Feel free to get in touch for more Q/A, my email is in my profile.

We've experimented a bunch with many of these hyperparameters. Our phoneme signal has mostly stayed 256 Hz, but we've done a few experiments with lower-frequency signals that indicate it's probably possible to reduce it.

We have used many types of upsampling, and find that the upsampling and conditioning procedure does not affect the quality of the audio itself, but does affect the frequency of pronunciation mistakes. We used bicubic and bilinear interpolation based upsampling, as well as transposed convolutions and a variety of other simpler convolutions (for example, per-channel transposed convolutions). These tend to work and converge, but then generate pronunciation mistakes on difficult phonemes. A full transposed convolution upsampling (two transposed convolution layers with stride 8 each) works almost as well as our bidirectional QRNNs, but it's much, much, more expensive in terms of compute and parameters, and takes longer to train as well.

As noted in the paper, we used many of the original features used for WaveNet before reducing our feature set. F0 is definitely important for proper intonation. We find that including the surrounding phonemes is quite important; with the bidirectional QRNN upsampling, leaving those out still works, but not nearly as well. It seems likely that a different conditioning network would remove the need for those "context" phonemes.

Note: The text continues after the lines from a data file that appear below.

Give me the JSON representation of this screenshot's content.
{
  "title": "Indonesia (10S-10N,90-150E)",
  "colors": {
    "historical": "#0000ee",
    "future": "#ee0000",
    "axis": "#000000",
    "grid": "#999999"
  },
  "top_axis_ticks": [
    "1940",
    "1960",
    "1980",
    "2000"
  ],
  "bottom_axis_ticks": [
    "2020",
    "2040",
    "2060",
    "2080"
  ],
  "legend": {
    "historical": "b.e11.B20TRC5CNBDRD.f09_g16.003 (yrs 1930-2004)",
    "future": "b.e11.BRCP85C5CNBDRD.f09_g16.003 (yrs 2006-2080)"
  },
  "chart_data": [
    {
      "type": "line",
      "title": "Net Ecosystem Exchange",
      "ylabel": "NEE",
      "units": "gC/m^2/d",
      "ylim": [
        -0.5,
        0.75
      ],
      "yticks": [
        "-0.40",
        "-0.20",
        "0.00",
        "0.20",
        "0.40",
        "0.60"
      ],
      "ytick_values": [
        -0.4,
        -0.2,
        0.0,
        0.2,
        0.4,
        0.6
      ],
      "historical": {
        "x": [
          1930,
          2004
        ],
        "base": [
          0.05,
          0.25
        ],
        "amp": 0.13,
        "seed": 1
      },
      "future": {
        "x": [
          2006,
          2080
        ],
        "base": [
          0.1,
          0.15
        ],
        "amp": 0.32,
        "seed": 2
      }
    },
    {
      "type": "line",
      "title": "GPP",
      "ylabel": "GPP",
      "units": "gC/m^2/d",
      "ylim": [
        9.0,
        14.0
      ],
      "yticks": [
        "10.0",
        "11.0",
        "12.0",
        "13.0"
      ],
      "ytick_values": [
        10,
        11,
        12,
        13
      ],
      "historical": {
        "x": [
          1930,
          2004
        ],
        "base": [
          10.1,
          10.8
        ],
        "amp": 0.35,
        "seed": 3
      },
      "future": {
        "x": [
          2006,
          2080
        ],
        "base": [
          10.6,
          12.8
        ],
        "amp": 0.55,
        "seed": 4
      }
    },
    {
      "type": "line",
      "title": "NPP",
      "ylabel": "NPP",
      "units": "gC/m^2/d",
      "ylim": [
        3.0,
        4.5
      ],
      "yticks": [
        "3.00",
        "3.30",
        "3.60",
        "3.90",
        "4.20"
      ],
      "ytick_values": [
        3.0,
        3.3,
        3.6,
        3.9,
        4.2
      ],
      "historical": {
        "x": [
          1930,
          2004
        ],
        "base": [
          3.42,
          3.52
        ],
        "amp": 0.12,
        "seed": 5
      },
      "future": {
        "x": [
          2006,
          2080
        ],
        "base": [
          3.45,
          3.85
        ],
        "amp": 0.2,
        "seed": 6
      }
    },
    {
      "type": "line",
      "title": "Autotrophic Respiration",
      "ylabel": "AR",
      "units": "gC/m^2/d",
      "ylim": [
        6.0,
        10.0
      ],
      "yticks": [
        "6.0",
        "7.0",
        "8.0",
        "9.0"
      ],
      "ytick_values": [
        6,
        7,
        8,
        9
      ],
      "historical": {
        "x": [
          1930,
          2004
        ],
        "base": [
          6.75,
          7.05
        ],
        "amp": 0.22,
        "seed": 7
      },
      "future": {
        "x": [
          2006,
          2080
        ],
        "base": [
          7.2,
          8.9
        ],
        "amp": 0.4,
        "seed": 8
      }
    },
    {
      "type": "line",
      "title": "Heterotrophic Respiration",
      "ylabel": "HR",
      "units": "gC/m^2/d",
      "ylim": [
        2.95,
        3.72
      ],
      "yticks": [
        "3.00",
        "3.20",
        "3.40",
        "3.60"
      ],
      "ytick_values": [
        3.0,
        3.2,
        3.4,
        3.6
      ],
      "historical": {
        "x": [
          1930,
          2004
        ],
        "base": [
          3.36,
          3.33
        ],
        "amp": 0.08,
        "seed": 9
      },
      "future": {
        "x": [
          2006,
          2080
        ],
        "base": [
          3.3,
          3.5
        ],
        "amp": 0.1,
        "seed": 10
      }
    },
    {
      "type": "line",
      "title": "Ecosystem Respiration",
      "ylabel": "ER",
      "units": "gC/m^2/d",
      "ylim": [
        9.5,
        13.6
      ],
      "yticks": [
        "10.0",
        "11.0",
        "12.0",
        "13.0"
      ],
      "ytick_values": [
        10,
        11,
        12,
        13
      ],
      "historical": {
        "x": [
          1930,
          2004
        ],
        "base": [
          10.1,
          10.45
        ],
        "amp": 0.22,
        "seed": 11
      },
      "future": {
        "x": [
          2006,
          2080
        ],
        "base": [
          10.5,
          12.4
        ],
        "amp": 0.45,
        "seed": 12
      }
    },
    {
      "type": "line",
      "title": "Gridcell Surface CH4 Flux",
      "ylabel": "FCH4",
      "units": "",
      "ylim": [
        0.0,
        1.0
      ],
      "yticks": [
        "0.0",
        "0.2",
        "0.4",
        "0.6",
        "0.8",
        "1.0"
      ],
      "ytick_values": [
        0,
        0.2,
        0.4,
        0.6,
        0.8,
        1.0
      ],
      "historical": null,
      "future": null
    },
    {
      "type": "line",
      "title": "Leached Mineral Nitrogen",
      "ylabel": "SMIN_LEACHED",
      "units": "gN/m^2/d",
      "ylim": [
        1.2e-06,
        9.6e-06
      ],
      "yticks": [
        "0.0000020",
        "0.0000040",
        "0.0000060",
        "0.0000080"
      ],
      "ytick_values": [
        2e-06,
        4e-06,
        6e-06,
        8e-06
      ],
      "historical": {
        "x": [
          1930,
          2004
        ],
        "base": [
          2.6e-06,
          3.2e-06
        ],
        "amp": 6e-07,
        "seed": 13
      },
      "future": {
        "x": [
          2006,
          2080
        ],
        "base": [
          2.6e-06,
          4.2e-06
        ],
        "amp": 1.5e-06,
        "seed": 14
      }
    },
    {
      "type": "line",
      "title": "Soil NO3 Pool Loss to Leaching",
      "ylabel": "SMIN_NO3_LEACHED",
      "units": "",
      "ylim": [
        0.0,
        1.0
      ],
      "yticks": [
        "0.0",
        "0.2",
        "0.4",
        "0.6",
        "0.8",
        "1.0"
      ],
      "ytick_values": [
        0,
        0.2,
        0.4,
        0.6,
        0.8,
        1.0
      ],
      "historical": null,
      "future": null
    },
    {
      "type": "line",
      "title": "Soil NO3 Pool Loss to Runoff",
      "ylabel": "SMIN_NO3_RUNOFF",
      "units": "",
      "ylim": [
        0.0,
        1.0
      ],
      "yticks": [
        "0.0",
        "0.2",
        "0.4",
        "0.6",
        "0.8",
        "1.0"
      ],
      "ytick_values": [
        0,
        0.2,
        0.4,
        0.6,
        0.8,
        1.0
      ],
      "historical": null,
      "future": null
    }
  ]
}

We have not yet used an encoder-decoder approach for duration or F0. Char2Wav has a bunch of interesting ideas, and it may be a direction for our future work. However, we do not plan on including the grapheme-to-phoneme model into our main model, because it's crucial that we easily affect the pronunciation of phonemes with a phoneme dictionary; by having an explicit grapheme-to-phoneme step, we can easily set the pronunciation for unseen words (like "P!nk" or "Worcestershire"; an integrated grapheme-to-phoneme model would not be able to do those, even humans usually cannot!).

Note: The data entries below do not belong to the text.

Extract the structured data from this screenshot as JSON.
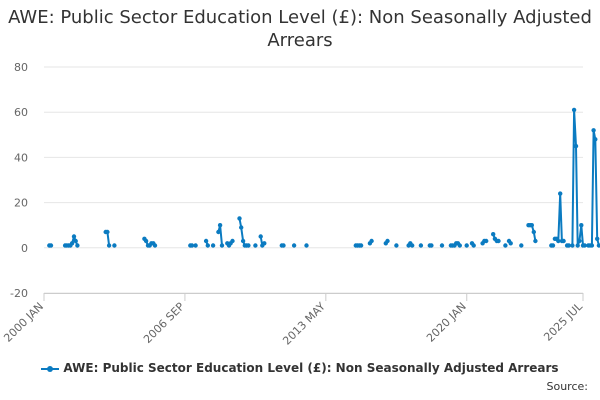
{
  "chart_data": {
    "type": "line",
    "title": "AWE: Public Sector Education Level (£): Non Seasonally Adjusted Arrears",
    "xlabel": "",
    "ylabel": "",
    "ylim": [
      -20,
      80
    ],
    "yticks": [
      -20,
      0,
      20,
      40,
      60,
      80
    ],
    "xlim": [
      2000.0,
      2025.5
    ],
    "xticks": [
      {
        "value": 2000.0,
        "label": "2000 JAN"
      },
      {
        "value": 2006.667,
        "label": "2006 SEP"
      },
      {
        "value": 2013.333,
        "label": "2013 MAY"
      },
      {
        "value": 2020.0,
        "label": "2020 JAN"
      },
      {
        "value": 2025.5,
        "label": "2025 JUL"
      }
    ],
    "grid": true,
    "legend_position": "bottom",
    "color": "#0b7bc1",
    "series": [
      {
        "name": "AWE: Public Sector Education Level (£): Non Seasonally Adjusted Arrears",
        "segments": [
          [
            [
              2000.25,
              1
            ],
            [
              2000.33,
              1
            ]
          ],
          [
            [
              2001.0,
              1
            ],
            [
              2001.08,
              1
            ],
            [
              2001.17,
              1
            ],
            [
              2001.25,
              1
            ],
            [
              2001.33,
              2
            ],
            [
              2001.42,
              5
            ],
            [
              2001.5,
              3
            ],
            [
              2001.58,
              1
            ]
          ],
          [
            [
              2002.92,
              7
            ],
            [
              2003.0,
              7
            ],
            [
              2003.08,
              1
            ]
          ],
          [
            [
              2003.33,
              1
            ]
          ],
          [
            [
              2004.75,
              4
            ],
            [
              2004.83,
              3
            ],
            [
              2004.92,
              1
            ],
            [
              2005.0,
              1
            ],
            [
              2005.08,
              2
            ],
            [
              2005.17,
              2
            ],
            [
              2005.25,
              1
            ]
          ],
          [
            [
              2006.92,
              1
            ],
            [
              2007.0,
              1
            ]
          ],
          [
            [
              2007.17,
              1
            ]
          ],
          [
            [
              2007.67,
              3
            ],
            [
              2007.75,
              1
            ]
          ],
          [
            [
              2008.0,
              1
            ]
          ],
          [
            [
              2008.25,
              7
            ],
            [
              2008.33,
              10
            ],
            [
              2008.42,
              1
            ]
          ],
          [
            [
              2008.67,
              2
            ],
            [
              2008.75,
              1
            ],
            [
              2008.83,
              2
            ],
            [
              2008.92,
              3
            ]
          ],
          [
            [
              2009.25,
              13
            ],
            [
              2009.33,
              9
            ],
            [
              2009.42,
              3
            ],
            [
              2009.5,
              1
            ],
            [
              2009.58,
              1
            ],
            [
              2009.67,
              1
            ]
          ],
          [
            [
              2010.0,
              1
            ]
          ],
          [
            [
              2010.25,
              5
            ],
            [
              2010.33,
              1
            ],
            [
              2010.42,
              2
            ]
          ],
          [
            [
              2011.25,
              1
            ],
            [
              2011.33,
              1
            ]
          ],
          [
            [
              2011.83,
              1
            ]
          ],
          [
            [
              2012.42,
              1
            ]
          ],
          [
            [
              2014.75,
              1
            ],
            [
              2014.83,
              1
            ],
            [
              2014.92,
              1
            ],
            [
              2015.0,
              1
            ]
          ],
          [
            [
              2015.42,
              2
            ],
            [
              2015.5,
              3
            ]
          ],
          [
            [
              2016.17,
              2
            ],
            [
              2016.25,
              3
            ]
          ],
          [
            [
              2016.67,
              1
            ]
          ],
          [
            [
              2017.25,
              1
            ],
            [
              2017.33,
              2
            ],
            [
              2017.42,
              1
            ]
          ],
          [
            [
              2017.83,
              1
            ]
          ],
          [
            [
              2018.25,
              1
            ],
            [
              2018.33,
              1
            ]
          ],
          [
            [
              2018.83,
              1
            ]
          ],
          [
            [
              2019.25,
              1
            ],
            [
              2019.33,
              1
            ],
            [
              2019.42,
              1
            ],
            [
              2019.5,
              2
            ],
            [
              2019.58,
              2
            ],
            [
              2019.67,
              1
            ]
          ],
          [
            [
              2020.0,
              1
            ]
          ],
          [
            [
              2020.25,
              2
            ],
            [
              2020.33,
              1
            ]
          ],
          [
            [
              2020.75,
              2
            ],
            [
              2020.83,
              3
            ],
            [
              2020.92,
              3
            ]
          ],
          [
            [
              2021.25,
              6
            ],
            [
              2021.33,
              4
            ],
            [
              2021.42,
              3
            ],
            [
              2021.5,
              3
            ]
          ],
          [
            [
              2021.83,
              1
            ]
          ],
          [
            [
              2022.0,
              3
            ],
            [
              2022.08,
              2
            ]
          ],
          [
            [
              2022.58,
              1
            ]
          ],
          [
            [
              2022.92,
              10
            ],
            [
              2023.0,
              10
            ],
            [
              2023.08,
              10
            ],
            [
              2023.17,
              7
            ],
            [
              2023.25,
              3
            ]
          ],
          [
            [
              2024.0,
              1
            ],
            [
              2024.08,
              1
            ]
          ],
          [
            [
              2024.17,
              4
            ],
            [
              2024.25,
              4
            ],
            [
              2024.33,
              3
            ],
            [
              2024.42,
              24
            ],
            [
              2024.5,
              3
            ],
            [
              2024.58,
              3
            ]
          ],
          [
            [
              2024.75,
              1
            ],
            [
              2024.83,
              1
            ]
          ],
          [
            [
              2025.0,
              1
            ],
            [
              2025.08,
              61
            ],
            [
              2025.17,
              45
            ],
            [
              2025.25,
              1
            ],
            [
              2025.33,
              3
            ],
            [
              2025.42,
              10
            ],
            [
              2025.5,
              1
            ],
            [
              2025.58,
              1
            ]
          ],
          [
            [
              2025.75,
              1
            ],
            [
              2025.83,
              1
            ],
            [
              2025.92,
              1
            ],
            [
              2026.0,
              52
            ],
            [
              2026.08,
              48
            ],
            [
              2026.17,
              4
            ],
            [
              2026.25,
              1
            ]
          ],
          [
            [
              2026.58,
              1
            ]
          ],
          [
            [
              2026.92,
              6
            ],
            [
              2027.0,
              51
            ],
            [
              2027.08,
              21
            ],
            [
              2027.17,
              1
            ],
            [
              2027.25,
              1
            ],
            [
              2027.33,
              1
            ]
          ]
        ]
      }
    ]
  },
  "legend": {
    "label": "AWE: Public Sector Education Level (£): Non Seasonally Adjusted Arrears"
  },
  "source_label": "Source:"
}
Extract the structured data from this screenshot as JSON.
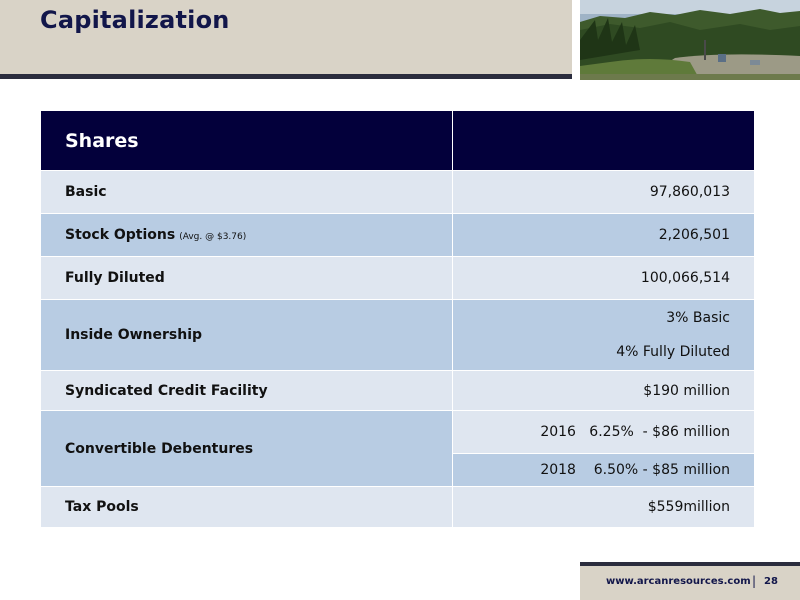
{
  "slide": {
    "title": "Capitalization",
    "footer_url": "www.arcanresources.com",
    "footer_separator": "|",
    "page_number": "28"
  },
  "table": {
    "header": "Shares",
    "rows": {
      "basic": {
        "label": "Basic",
        "value": "97,860,013"
      },
      "stock_options": {
        "label": "Stock Options",
        "note": "(Avg. @ $3.76)",
        "value": "2,206,501"
      },
      "fully_diluted": {
        "label": "Fully Diluted",
        "value": "100,066,514"
      },
      "inside_ownership": {
        "label": "Inside Ownership",
        "value_1": "3% Basic",
        "value_2": "4% Fully Diluted"
      },
      "credit_facility": {
        "label": "Syndicated Credit Facility",
        "value": "$190 million"
      },
      "convertible_debentures": {
        "label": "Convertible Debentures",
        "value_1": "2016   6.25%  - $86 million",
        "value_2": "2018    6.50% - $85 million"
      },
      "tax_pools": {
        "label": "Tax Pools",
        "value": "$559million"
      }
    }
  },
  "colors": {
    "header_bg": "#03003b",
    "row_light": "#dfe6f0",
    "row_dark": "#b8cce3",
    "band": "#d9d3c7",
    "title_text": "#12164a"
  },
  "images": {
    "header_photo": "forest-well-site-photo"
  }
}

We have not yet worked with speaker global conditioning, but it is likely that the results from the WaveNet paper apply to our WaveNet implementation as well.

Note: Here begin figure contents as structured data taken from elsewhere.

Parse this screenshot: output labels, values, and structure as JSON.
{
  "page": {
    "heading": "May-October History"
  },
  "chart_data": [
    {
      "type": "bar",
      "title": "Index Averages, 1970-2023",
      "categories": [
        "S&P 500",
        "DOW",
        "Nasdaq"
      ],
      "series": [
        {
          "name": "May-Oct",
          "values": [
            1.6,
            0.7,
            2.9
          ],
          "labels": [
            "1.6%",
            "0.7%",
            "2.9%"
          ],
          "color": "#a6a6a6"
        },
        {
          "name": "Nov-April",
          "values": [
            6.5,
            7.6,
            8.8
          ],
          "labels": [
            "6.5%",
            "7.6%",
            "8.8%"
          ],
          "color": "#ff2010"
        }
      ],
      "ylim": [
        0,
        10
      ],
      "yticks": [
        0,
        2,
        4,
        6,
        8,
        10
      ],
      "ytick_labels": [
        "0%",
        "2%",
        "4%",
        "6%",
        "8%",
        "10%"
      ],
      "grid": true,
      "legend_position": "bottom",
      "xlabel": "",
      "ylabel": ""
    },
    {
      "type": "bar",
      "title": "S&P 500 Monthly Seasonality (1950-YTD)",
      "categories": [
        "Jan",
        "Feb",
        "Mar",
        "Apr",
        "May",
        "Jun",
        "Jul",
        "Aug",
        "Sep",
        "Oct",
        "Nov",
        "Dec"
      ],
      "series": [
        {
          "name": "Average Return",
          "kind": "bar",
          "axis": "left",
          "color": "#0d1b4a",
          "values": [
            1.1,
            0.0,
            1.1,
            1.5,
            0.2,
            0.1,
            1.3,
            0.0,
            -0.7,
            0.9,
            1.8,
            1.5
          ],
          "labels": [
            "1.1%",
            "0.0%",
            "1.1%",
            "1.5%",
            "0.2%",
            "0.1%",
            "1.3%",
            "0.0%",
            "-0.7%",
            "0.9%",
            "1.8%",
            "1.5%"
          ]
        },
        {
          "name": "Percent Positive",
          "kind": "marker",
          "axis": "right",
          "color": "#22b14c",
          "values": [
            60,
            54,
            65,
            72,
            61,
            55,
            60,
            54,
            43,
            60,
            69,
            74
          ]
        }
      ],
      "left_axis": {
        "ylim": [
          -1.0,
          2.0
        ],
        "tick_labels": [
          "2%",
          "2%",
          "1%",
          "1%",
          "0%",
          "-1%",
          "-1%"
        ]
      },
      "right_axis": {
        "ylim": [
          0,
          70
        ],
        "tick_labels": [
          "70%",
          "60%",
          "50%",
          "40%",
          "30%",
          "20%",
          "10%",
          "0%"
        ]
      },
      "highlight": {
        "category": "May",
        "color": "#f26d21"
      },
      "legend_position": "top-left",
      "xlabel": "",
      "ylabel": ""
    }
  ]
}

Finally, as for sampling, we have not seen much variation due to random seed for a fully converged model. However, our intuition for why sampling is important is that the speech distribution is (a) multimodal and (b) biased towards silence. If you are interested, you can gain a little bit of intuition about what the distribution actually looks like by just plotting a color map across time, with high-probability values being bright and low probability values being dark; it generates a pretty plot, and you can see that some areas are clearly stochastic (especially fricatives) and some areas are multimodal (vowel wave peaks).